MAI Impact


Dr. Christian Seidel

Project volume

1,3 million €


01.03.2016 – 30.06.2017

Project partner
  • Siemens AG
  • Airbus Defence and Space GmbH
  • Engineering System International GmbH
  • Technische Hochschule Ingolstadt

Fiber reinforced plastics resistant to high-speed stresses

Fiber reinforced composites have proved to be efficient solutions for application in aeronautical and automobile construction for example, as a result of their high potential for the realisation of weight optimisation. Alongside advantageous features such as strength and stiffness, conventional composite structures have weak points when faced with high lateral stresses. As well as bird and hail strikes in aviation, there also exist similar questions about rail-based mobility, for example in vibration stresses in electrical systems. These complex problems have been addressed by means of comparable material solutions, however as a result of limited experience, predictions for the stress cases remain very limited.
This is where the collaborative project MAI Impact comes in: In the framework of the project, improved materials should be created for such high speed and vibration stresses and an industrial transfer for lightweight design of wing leading edges and train sub-structures or for housings of generators and motors should be prepared. To this end the results of so-called ballistic tests of conventional materials with corresponding simulation results should be compared and the materials should be adjusted accordingly. In addition innovative particle modified solutions and fiber reinforced composite architecture should be observed and their implementation potential should be evaluated, so that safer and quicker product design chains can be made possible.

Figure: High-speed stress test using a ballistic firing range and simulation comparison for stress cases in aviation and rail mobility. (Source: Siemens AG).

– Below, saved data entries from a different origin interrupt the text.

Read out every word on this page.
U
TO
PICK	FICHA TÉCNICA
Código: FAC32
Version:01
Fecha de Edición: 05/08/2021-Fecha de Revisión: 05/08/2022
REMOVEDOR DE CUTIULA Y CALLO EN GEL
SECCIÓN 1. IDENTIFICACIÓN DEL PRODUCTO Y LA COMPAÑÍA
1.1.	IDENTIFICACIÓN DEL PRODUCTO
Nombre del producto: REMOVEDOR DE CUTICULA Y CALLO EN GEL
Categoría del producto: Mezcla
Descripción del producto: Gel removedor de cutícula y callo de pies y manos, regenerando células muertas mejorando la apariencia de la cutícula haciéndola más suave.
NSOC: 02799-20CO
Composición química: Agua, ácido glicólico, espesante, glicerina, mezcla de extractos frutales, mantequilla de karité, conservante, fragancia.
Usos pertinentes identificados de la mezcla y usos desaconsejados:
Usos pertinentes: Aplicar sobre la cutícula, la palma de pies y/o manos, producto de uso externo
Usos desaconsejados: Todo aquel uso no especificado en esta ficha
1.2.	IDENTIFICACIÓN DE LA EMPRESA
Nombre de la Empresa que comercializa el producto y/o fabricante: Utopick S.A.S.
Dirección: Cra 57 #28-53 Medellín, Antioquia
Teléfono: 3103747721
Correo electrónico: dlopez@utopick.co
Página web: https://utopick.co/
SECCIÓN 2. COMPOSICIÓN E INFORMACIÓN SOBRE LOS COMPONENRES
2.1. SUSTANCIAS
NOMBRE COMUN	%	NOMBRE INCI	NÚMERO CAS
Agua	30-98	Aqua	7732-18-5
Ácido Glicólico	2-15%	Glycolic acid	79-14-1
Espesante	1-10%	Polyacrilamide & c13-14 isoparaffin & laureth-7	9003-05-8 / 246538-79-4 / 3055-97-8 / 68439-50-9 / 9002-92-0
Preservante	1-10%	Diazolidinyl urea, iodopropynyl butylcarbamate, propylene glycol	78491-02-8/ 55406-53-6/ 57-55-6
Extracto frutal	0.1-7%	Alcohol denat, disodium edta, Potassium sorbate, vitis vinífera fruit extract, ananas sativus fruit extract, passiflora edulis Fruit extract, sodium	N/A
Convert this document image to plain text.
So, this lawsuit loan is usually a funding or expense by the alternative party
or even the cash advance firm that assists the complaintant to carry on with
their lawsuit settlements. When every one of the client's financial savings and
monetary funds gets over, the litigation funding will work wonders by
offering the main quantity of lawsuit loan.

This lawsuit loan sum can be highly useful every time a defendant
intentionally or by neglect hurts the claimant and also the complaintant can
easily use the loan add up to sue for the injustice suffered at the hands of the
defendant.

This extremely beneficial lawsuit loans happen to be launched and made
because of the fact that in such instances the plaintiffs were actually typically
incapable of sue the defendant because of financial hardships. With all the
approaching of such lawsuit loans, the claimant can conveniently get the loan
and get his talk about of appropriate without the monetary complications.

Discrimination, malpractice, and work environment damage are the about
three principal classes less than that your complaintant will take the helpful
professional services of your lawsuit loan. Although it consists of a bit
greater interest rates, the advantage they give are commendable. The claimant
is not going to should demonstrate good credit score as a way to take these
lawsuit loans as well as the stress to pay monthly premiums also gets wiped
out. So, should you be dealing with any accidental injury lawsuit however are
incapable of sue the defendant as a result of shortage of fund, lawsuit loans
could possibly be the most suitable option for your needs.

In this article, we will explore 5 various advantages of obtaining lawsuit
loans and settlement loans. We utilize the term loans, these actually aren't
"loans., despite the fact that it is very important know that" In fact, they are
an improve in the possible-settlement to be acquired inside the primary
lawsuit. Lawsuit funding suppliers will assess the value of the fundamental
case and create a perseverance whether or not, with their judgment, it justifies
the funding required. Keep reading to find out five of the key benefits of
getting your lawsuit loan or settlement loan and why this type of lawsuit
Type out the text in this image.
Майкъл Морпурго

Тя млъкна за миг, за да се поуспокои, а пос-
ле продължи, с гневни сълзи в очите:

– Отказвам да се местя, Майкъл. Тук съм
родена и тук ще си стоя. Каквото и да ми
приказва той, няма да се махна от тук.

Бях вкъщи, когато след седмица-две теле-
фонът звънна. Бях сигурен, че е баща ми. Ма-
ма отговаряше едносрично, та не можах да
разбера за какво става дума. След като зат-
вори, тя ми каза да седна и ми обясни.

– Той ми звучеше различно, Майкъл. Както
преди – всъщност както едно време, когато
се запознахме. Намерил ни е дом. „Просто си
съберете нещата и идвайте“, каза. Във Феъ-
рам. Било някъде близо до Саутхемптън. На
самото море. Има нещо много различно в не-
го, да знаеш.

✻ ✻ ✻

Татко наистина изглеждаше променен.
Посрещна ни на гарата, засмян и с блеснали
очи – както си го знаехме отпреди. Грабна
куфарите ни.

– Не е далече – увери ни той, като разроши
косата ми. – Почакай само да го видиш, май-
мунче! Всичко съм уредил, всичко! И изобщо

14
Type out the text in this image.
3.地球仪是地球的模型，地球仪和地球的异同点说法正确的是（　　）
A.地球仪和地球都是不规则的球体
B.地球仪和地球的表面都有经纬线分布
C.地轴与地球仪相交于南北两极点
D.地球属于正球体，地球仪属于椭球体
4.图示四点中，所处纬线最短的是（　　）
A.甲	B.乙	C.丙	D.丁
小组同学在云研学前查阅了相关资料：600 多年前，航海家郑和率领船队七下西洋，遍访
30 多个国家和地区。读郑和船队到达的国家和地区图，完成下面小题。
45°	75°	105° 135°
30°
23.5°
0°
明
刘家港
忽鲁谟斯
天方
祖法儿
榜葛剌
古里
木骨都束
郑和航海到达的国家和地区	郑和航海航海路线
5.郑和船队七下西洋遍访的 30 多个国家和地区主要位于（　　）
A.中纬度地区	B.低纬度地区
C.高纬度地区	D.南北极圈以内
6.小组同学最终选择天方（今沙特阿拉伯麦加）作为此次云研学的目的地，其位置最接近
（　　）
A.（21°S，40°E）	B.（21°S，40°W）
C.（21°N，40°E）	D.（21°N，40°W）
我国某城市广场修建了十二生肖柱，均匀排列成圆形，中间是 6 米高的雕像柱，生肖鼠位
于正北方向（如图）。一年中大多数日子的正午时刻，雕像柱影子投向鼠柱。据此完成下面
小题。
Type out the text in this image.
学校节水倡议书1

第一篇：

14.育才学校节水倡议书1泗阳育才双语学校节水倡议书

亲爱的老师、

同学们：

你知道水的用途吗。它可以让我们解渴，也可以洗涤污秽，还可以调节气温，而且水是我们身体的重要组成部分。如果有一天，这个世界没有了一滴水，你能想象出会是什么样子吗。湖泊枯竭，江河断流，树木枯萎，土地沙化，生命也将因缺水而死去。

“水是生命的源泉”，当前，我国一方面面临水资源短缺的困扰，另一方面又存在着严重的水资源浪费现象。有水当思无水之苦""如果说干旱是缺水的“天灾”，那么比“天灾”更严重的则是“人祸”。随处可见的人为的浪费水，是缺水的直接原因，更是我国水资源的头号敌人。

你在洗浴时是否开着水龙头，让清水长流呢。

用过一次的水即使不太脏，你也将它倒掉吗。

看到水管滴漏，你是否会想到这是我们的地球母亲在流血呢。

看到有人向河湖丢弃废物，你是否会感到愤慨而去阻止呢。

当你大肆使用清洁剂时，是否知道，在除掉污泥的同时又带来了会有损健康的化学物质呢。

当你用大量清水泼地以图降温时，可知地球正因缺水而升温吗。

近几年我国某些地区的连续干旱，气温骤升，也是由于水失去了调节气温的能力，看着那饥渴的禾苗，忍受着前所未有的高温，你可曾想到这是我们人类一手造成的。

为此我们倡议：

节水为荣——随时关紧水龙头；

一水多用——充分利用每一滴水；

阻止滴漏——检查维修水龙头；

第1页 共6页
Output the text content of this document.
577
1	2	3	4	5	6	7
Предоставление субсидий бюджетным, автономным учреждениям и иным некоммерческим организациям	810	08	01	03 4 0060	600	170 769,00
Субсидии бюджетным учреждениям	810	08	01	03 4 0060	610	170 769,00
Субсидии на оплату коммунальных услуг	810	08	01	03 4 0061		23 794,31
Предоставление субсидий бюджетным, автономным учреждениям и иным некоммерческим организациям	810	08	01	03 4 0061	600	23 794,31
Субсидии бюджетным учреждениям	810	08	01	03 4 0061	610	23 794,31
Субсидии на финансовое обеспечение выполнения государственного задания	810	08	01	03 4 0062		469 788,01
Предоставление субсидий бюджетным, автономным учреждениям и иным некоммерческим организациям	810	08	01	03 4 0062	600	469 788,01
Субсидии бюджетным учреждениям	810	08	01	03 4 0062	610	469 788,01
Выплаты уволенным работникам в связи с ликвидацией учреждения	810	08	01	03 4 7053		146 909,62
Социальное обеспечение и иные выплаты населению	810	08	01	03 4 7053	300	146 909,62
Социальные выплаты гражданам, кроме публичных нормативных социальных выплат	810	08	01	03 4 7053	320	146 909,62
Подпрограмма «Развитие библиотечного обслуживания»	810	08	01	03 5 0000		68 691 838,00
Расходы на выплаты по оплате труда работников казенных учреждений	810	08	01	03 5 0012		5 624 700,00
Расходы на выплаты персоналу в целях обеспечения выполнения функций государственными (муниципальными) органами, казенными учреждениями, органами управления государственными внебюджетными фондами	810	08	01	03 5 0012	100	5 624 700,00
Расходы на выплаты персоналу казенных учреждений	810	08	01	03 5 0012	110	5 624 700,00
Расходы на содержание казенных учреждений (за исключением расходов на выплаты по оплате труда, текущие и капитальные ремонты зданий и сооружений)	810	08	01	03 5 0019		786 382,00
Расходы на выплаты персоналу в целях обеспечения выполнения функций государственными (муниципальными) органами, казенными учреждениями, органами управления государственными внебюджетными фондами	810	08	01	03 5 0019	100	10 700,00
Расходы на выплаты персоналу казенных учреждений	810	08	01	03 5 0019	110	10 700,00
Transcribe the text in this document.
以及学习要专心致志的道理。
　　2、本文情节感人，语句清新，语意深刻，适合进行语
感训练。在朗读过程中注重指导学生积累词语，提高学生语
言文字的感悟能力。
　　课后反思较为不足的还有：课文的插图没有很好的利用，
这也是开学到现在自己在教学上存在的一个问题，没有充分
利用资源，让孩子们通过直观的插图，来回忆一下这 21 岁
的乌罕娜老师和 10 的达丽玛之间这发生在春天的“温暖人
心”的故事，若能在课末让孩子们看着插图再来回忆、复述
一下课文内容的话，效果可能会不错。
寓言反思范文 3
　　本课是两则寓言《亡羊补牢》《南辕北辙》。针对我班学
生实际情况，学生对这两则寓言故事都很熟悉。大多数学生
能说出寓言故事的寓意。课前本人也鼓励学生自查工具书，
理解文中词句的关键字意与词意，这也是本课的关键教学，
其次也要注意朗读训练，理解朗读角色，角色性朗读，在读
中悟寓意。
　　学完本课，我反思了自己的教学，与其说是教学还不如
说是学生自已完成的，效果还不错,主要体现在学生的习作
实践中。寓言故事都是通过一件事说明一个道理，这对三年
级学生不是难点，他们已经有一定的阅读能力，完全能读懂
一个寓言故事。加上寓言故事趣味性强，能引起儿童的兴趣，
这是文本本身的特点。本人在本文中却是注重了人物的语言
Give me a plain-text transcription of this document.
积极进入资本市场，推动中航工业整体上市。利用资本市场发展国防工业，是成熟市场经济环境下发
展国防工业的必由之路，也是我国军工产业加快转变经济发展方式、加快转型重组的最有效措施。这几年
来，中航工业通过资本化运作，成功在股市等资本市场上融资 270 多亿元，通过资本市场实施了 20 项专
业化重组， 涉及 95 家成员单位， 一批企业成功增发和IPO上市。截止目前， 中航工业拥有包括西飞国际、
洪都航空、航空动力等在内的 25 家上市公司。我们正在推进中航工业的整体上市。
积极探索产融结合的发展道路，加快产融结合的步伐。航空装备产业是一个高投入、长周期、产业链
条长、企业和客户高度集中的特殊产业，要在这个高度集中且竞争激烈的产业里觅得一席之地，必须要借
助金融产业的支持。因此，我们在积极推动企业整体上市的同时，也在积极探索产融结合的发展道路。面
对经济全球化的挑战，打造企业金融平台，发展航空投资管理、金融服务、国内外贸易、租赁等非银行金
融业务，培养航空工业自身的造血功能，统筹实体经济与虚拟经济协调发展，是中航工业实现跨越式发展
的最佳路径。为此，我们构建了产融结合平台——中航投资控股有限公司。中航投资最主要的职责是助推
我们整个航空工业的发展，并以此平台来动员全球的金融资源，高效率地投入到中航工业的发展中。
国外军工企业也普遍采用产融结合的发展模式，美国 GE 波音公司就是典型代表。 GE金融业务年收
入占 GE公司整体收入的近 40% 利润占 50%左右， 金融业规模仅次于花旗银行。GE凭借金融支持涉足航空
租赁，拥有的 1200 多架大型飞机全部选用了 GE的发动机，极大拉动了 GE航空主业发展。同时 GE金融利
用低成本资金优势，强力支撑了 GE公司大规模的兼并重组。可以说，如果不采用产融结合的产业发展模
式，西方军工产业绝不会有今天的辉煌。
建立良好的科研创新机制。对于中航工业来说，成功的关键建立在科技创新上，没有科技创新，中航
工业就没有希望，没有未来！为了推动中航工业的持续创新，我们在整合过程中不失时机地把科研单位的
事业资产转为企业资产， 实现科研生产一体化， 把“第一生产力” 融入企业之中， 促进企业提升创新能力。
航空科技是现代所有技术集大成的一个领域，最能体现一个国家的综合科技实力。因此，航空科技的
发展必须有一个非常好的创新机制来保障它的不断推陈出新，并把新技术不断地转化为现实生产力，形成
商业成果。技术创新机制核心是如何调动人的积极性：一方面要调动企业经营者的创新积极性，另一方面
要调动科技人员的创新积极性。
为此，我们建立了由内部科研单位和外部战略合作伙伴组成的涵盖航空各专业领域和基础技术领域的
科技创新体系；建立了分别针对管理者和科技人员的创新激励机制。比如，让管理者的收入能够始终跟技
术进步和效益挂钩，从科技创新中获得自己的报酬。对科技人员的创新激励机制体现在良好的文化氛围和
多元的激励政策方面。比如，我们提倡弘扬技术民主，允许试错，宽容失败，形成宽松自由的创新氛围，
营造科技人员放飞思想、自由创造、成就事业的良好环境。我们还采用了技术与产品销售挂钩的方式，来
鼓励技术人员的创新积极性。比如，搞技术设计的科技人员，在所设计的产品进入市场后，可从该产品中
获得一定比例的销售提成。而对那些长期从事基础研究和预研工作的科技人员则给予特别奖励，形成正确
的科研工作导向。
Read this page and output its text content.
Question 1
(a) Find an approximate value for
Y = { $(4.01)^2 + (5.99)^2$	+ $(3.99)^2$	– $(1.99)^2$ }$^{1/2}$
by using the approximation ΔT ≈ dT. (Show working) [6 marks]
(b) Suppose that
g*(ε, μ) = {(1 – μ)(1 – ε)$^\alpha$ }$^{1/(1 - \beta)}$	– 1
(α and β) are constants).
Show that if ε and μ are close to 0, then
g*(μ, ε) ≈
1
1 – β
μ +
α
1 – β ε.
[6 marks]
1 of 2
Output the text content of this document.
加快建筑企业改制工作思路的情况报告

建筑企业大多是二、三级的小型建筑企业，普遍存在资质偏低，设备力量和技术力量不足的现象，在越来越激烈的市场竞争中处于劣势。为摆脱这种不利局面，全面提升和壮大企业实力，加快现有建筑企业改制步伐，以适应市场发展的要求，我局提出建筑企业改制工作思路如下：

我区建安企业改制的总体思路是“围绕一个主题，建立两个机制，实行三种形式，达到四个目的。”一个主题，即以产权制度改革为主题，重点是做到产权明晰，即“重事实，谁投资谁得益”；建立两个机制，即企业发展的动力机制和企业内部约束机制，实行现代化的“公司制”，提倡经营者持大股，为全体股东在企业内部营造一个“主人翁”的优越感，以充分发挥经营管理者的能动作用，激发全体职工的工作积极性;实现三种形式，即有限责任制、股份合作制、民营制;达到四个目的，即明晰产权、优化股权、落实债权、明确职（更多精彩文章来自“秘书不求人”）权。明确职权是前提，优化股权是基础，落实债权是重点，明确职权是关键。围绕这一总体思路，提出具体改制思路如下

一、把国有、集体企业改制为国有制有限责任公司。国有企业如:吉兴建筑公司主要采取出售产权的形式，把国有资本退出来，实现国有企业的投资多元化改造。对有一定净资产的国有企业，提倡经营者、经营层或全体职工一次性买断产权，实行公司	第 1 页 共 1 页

The method and material innovative solutions provided for in the MAI Impact project can therefore be a worthwhile contribution towards the production of stress resistant materials and cost-reduced CFRP components. The work will therefore provide a worthwhile contribution towards the overall aim of the BMBF leading edge cluster MAI Carbon and for the build-up of innovative CFRP finishing technologies and process chains in Germany.